NTS Prefork Mode — Trading Features for the Last Few Percent
Status: DESIGN, gated on a measurement. Not scheduled. This page exists so the “why not NTS?” question every RoadRunner/Swoole-aware evaluator asks has a considered answer — and so the decision, when made, is made on numbers.
The question
ePHPm’s Linux/macOS builds are ZTS: one process, concurrent PHP on
tokio’s blocking pool, per-thread TSRM contexts. ZTS costs an
in-PHP tax — measured at roughly 5–10% vs NTS php-fpm on tiny
scripts (July 2026, with ZEND_ENABLE_STATIC_TSRMLS_CACHE active) —
because every EG()/CG() access goes through thread-local
indirection.
Some users bring their own Redis and database, don’t touch the in-process KV, middleware, or clustering — and would trade all of it for pure per-request PHP speed. Can we serve them an NTS build without forking the codebase?
Feasibility: the codebase already compiles both
Windows ships NTS today — ZTS=0, one request at a time behind a
mutex. The C wrapper, the EPHPM_TLS per-request statics, and the
build plumbing are all bi-modal already. The php-sdk pipeline builds
NTS for Windows; a linux-<arch>-nts-gnu tarball is one matrix entry.
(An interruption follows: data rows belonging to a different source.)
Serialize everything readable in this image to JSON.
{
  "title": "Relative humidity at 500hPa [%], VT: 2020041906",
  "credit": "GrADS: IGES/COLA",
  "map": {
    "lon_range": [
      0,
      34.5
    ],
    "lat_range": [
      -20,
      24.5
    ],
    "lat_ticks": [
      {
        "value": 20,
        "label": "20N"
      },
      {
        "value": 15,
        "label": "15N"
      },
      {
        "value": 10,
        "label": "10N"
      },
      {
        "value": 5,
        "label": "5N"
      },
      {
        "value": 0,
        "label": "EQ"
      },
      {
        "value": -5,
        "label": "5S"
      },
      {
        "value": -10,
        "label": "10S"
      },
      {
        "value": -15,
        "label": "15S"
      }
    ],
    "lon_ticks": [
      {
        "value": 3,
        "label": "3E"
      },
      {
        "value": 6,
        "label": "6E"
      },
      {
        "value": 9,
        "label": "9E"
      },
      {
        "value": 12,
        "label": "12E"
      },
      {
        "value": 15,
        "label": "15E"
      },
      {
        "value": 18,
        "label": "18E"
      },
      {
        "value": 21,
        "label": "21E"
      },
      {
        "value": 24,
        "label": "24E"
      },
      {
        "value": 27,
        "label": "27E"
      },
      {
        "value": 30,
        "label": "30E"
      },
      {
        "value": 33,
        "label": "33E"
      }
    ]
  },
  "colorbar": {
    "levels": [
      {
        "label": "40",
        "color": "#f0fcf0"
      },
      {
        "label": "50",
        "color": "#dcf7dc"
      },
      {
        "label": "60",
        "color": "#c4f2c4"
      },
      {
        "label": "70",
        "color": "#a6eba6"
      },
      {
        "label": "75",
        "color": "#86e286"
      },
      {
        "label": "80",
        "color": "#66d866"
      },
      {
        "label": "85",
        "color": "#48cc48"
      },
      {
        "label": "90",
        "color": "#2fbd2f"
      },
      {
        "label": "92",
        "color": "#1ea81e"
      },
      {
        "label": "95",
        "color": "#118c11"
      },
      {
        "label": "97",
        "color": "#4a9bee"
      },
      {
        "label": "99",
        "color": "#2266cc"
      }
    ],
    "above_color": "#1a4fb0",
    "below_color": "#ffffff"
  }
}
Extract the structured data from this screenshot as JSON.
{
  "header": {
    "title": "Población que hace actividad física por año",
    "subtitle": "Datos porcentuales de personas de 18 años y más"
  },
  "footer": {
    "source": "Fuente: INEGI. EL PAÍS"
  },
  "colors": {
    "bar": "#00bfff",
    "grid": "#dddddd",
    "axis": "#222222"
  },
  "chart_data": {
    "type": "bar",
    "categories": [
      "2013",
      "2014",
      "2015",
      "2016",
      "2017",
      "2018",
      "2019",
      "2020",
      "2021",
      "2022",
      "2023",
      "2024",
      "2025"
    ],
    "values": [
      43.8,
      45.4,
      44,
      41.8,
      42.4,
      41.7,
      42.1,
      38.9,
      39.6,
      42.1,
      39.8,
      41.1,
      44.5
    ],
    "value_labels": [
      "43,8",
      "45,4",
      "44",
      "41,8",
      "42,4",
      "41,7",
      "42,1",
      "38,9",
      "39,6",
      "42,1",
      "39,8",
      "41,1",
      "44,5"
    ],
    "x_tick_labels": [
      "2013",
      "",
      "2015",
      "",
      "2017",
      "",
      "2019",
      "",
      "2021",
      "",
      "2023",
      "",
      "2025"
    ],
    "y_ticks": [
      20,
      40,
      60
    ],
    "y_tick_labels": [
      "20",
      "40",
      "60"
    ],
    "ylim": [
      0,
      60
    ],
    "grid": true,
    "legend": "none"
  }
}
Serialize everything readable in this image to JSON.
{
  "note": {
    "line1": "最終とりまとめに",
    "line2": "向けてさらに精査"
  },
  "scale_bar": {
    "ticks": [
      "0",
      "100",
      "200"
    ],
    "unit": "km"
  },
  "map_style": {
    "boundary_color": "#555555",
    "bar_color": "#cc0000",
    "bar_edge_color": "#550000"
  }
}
Nothing about an NTS Linux artifact is destructive; it is additive
cfg + artifacts.
The hard part is not the build — it is that NTS means one PHP request at a time per process, so a useful NTS Linux mode is prefork:
Design sketch
ephpm serve --prefork N (or [server] prefork = N, NTS builds only):
- N processes, each: full ephpm (async HTTP, static files) + one NTS
PHP runtime,
SO_REUSEPORTon the listen socket, kernel balances connections. No IPC, no master/worker protocol — each process is just ephpm with PHP concurrency 1. - Worker mode composes perfectly: NTS + boot-once persistent app per process ≡ the classic RoadRunner/FrankenPHP worker shape. This is where prefork’s numbers would be strongest.
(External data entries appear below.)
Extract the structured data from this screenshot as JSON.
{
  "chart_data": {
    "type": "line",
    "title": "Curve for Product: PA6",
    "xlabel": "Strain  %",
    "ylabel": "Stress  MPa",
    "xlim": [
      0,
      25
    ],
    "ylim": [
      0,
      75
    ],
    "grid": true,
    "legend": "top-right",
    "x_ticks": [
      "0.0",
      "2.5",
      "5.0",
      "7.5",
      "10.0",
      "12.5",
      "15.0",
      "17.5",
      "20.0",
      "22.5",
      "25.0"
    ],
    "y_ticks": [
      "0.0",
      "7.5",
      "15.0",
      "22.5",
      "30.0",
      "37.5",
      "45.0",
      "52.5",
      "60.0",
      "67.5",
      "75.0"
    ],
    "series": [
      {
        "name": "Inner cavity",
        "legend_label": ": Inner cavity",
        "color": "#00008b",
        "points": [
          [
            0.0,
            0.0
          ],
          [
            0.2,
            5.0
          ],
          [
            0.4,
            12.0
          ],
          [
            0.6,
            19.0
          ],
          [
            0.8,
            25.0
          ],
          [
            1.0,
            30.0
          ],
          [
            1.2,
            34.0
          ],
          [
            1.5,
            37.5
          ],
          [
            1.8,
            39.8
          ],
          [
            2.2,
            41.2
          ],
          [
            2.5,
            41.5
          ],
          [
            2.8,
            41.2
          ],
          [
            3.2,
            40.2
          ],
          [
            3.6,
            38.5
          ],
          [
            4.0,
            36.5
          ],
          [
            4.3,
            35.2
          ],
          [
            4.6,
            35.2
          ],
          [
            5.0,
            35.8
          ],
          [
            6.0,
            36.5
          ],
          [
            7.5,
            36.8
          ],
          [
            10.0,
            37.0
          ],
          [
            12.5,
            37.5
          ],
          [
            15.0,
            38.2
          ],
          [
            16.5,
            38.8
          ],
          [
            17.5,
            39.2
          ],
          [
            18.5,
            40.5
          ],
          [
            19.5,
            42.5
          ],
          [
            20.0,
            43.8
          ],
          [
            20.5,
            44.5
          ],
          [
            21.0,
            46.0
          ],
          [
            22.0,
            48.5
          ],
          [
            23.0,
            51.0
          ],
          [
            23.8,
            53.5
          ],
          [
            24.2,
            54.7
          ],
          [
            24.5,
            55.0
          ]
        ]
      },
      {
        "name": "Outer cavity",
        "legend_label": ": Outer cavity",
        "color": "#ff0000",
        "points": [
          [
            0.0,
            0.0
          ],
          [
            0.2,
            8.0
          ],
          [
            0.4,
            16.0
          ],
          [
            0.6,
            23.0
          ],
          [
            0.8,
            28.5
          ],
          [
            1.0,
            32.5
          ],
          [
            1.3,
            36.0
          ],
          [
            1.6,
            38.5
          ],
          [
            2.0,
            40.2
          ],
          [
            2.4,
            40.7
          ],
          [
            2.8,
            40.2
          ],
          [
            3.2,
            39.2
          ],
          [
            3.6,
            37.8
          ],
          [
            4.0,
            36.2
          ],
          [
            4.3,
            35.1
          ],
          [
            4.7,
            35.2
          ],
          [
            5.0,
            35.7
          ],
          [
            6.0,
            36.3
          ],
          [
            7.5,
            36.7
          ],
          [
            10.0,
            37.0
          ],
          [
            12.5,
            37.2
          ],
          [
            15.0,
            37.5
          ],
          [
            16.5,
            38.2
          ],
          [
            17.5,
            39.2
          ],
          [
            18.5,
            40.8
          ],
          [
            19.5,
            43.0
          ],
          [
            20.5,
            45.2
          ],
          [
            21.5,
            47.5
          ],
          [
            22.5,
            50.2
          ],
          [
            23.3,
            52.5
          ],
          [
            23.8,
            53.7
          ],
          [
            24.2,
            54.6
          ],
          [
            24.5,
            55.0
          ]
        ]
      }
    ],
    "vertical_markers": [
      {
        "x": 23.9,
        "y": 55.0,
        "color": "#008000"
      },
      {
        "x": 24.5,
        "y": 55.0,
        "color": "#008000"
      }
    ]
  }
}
- Feature gating, honest by construction:
[cluster]and the RESP listener refuse to start in prefork mode (per-process KV across N processes is a correctness trap, not a feature);[php] workersignored; startup banner states the mode’s contract plainly.
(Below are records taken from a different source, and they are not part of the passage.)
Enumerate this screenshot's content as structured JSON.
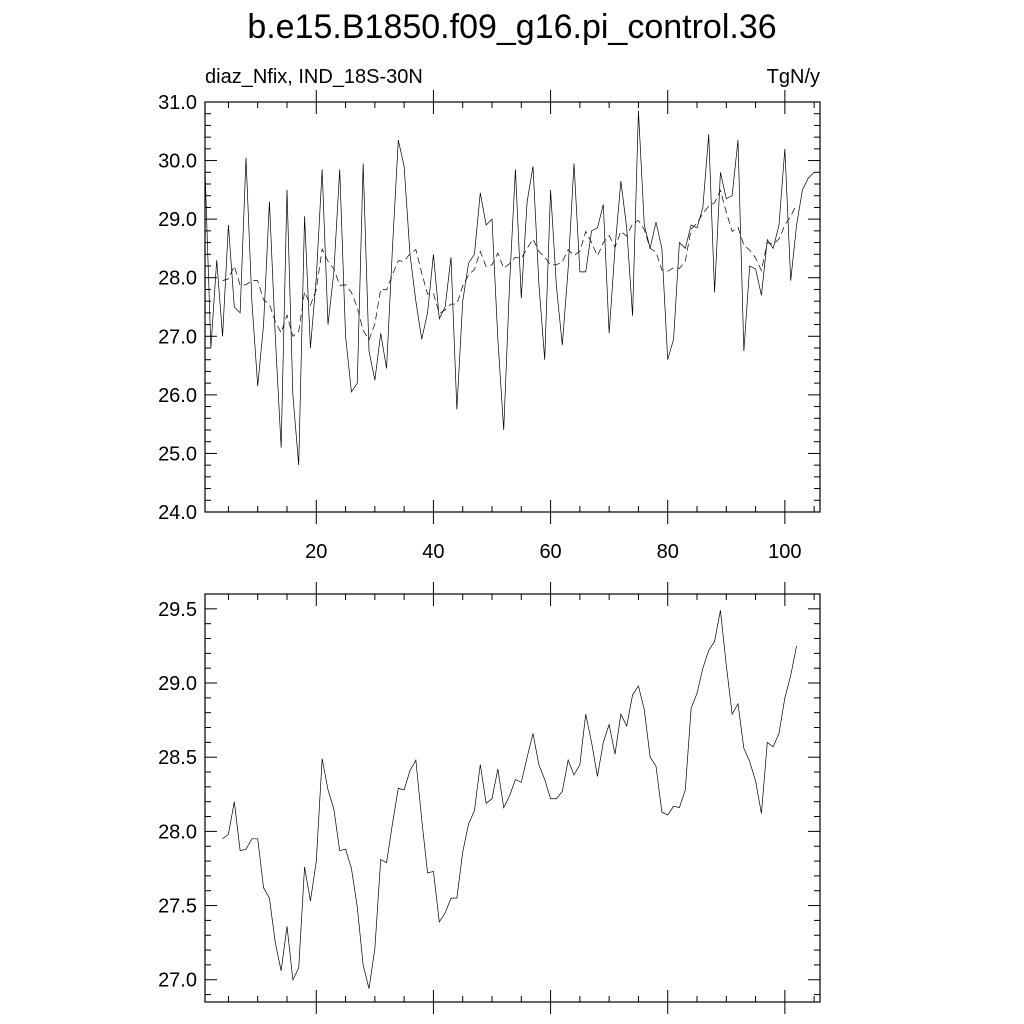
{
  "title": "b.e15.B1850.f09_g16.pi_control.36",
  "chart_data": [
    {
      "type": "line",
      "left_label": "diaz_Nfix, IND_18S-30N",
      "right_label": "TgN/y",
      "xlim": [
        1,
        106
      ],
      "ylim": [
        24.0,
        31.0
      ],
      "x_ticks": [
        20,
        40,
        60,
        80,
        100
      ],
      "y_ticks": [
        "24.0",
        "25.0",
        "26.0",
        "27.0",
        "28.0",
        "29.0",
        "30.0",
        "31.0"
      ],
      "x_start": 1,
      "series": [
        {
          "style": "solid",
          "values": [
            29.85,
            26.8,
            28.3,
            27.0,
            28.9,
            27.5,
            27.4,
            30.05,
            27.6,
            26.15,
            27.2,
            29.3,
            27.0,
            25.1,
            29.5,
            26.0,
            24.8,
            29.05,
            26.8,
            28.0,
            29.85,
            27.2,
            28.1,
            29.85,
            27.0,
            26.05,
            26.2,
            29.95,
            26.75,
            26.25,
            27.05,
            26.45,
            28.5,
            30.35,
            29.9,
            28.4,
            27.6,
            26.95,
            27.4,
            28.4,
            27.3,
            27.5,
            28.35,
            25.75,
            27.6,
            28.25,
            28.4,
            29.45,
            28.9,
            29.0,
            26.95,
            25.4,
            27.9,
            29.85,
            27.65,
            29.3,
            29.9,
            27.9,
            26.6,
            29.5,
            27.85,
            26.85,
            28.15,
            29.95,
            28.1,
            28.1,
            28.8,
            28.85,
            29.25,
            27.05,
            28.5,
            29.65,
            28.85,
            27.35,
            30.85,
            28.9,
            28.5,
            28.95,
            28.5,
            26.6,
            26.95,
            28.6,
            28.5,
            28.9,
            28.85,
            29.2,
            30.45,
            27.75,
            29.8,
            29.35,
            29.4,
            30.35,
            26.75,
            28.2,
            28.15,
            27.7,
            28.65,
            28.5,
            28.9,
            30.2,
            27.95,
            28.9,
            29.5,
            29.7,
            29.8
          ]
        },
        {
          "style": "dashed",
          "values": [
            null,
            null,
            null,
            27.95,
            27.98,
            28.2,
            27.87,
            27.88,
            27.95,
            27.95,
            27.62,
            27.55,
            27.25,
            27.06,
            27.36,
            27.0,
            27.08,
            27.76,
            27.53,
            27.8,
            28.49,
            28.28,
            28.15,
            27.87,
            27.88,
            27.75,
            27.49,
            27.1,
            26.94,
            27.21,
            27.81,
            27.79,
            28.05,
            28.29,
            28.28,
            28.41,
            28.48,
            28.08,
            27.72,
            27.73,
            27.39,
            27.45,
            27.55,
            27.55,
            27.86,
            28.05,
            28.14,
            28.45,
            28.19,
            28.22,
            28.42,
            28.16,
            28.24,
            28.35,
            28.33,
            28.5,
            28.66,
            28.45,
            28.35,
            28.22,
            28.22,
            28.27,
            28.48,
            28.38,
            28.45,
            28.79,
            28.6,
            28.37,
            28.6,
            28.72,
            28.52,
            28.79,
            28.71,
            28.92,
            28.98,
            28.82,
            28.5,
            28.44,
            28.13,
            28.11,
            28.17,
            28.16,
            28.28,
            28.83,
            28.93,
            29.1,
            29.22,
            29.28,
            29.49,
            29.12,
            28.79,
            28.86,
            28.56,
            28.47,
            28.34,
            28.12,
            28.6,
            28.57,
            28.66,
            28.9,
            29.05,
            29.25,
            null,
            null,
            null,
            null
          ]
        }
      ]
    },
    {
      "type": "line",
      "xlim": [
        1,
        106
      ],
      "ylim": [
        26.85,
        29.6
      ],
      "x_ticks": [
        20,
        40,
        60,
        80,
        100
      ],
      "y_ticks": [
        "27.0",
        "27.5",
        "28.0",
        "28.5",
        "29.0",
        "29.5"
      ],
      "x_start": 1,
      "series": [
        {
          "style": "solid",
          "values": [
            null,
            null,
            null,
            27.95,
            27.98,
            28.2,
            27.87,
            27.88,
            27.95,
            27.95,
            27.62,
            27.55,
            27.25,
            27.06,
            27.36,
            27.0,
            27.08,
            27.76,
            27.53,
            27.8,
            28.49,
            28.28,
            28.15,
            27.87,
            27.88,
            27.75,
            27.49,
            27.1,
            26.94,
            27.21,
            27.81,
            27.79,
            28.05,
            28.29,
            28.28,
            28.41,
            28.48,
            28.08,
            27.72,
            27.73,
            27.39,
            27.45,
            27.55,
            27.55,
            27.86,
            28.05,
            28.14,
            28.45,
            28.19,
            28.22,
            28.42,
            28.16,
            28.24,
            28.35,
            28.33,
            28.5,
            28.66,
            28.45,
            28.35,
            28.22,
            28.22,
            28.27,
            28.48,
            28.38,
            28.45,
            28.79,
            28.6,
            28.37,
            28.6,
            28.72,
            28.52,
            28.79,
            28.71,
            28.92,
            28.98,
            28.82,
            28.5,
            28.44,
            28.13,
            28.11,
            28.17,
            28.16,
            28.28,
            28.83,
            28.93,
            29.1,
            29.22,
            29.28,
            29.49,
            29.12,
            28.79,
            28.86,
            28.56,
            28.47,
            28.34,
            28.12,
            28.6,
            28.57,
            28.66,
            28.9,
            29.05,
            29.25,
            null,
            null,
            null,
            null
          ]
        }
      ]
    }
  ]
}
The two genuinely hard problems
- OPcache memory. php-fpm children share one opcache SHM via
fork-inherited mmap. N independent ephpm processes each pay a full
opcache (128 MB × 16 processes is real memory). The fix — fork
workers after PHP init so the SHM is inherited — collides with
Rust: forking a threaded tokio process is UB territory. The safe
variant (fork before any runtime/thread starts, init PHP after)
loses the sharing. Options, in order of preference: measure whether
per-process opcache is simply acceptable (it usually is at ≤ 16
workers); explicit
opcache.file_cacheon tmpfs as a warm-start compromise; early-fork with post-fork PHP init and shared-nothing opcache. No fork-after-tokio under any circumstance. - Ops story dilution. “One process, one binary” is a core pitch;
prefork makes ePHPm a process family. Signals, logs, metrics
(per-process
/metricsneeds aggregation or a--metrics-socketdesign), graceful reload — each is small, together they are the real cost.
The gate: measure before building
PGO for the SDK (php-sdk#35) plausibly returns 5–10% to both ZTS and NTS builds at a fraction of this complexity — potentially erasing the entire motivation. Therefore:
- Cut one
linux-x86_64-nts-gnuSDK tarball (one matrix entry). - Build ephpm against it with the existing Windows-style serialized path — no prefork work at all.
- A/B single-stream
hello.php/cpu.php/ one framework profile, ZTS vs NTS, same host, after PGO lands.
Decision rule: real tax < 5% after PGO → close this page as “considered, declined — PGO ate the motivation.” Tax ≥ 10% → prefork graduates to a scheduled milestone. In between → judgment call with numbers on the table.
The experiment is an afternoon with the existing bench tooling; the full prefork build-out is 1–2 focused weeks. Spend the afternoon first.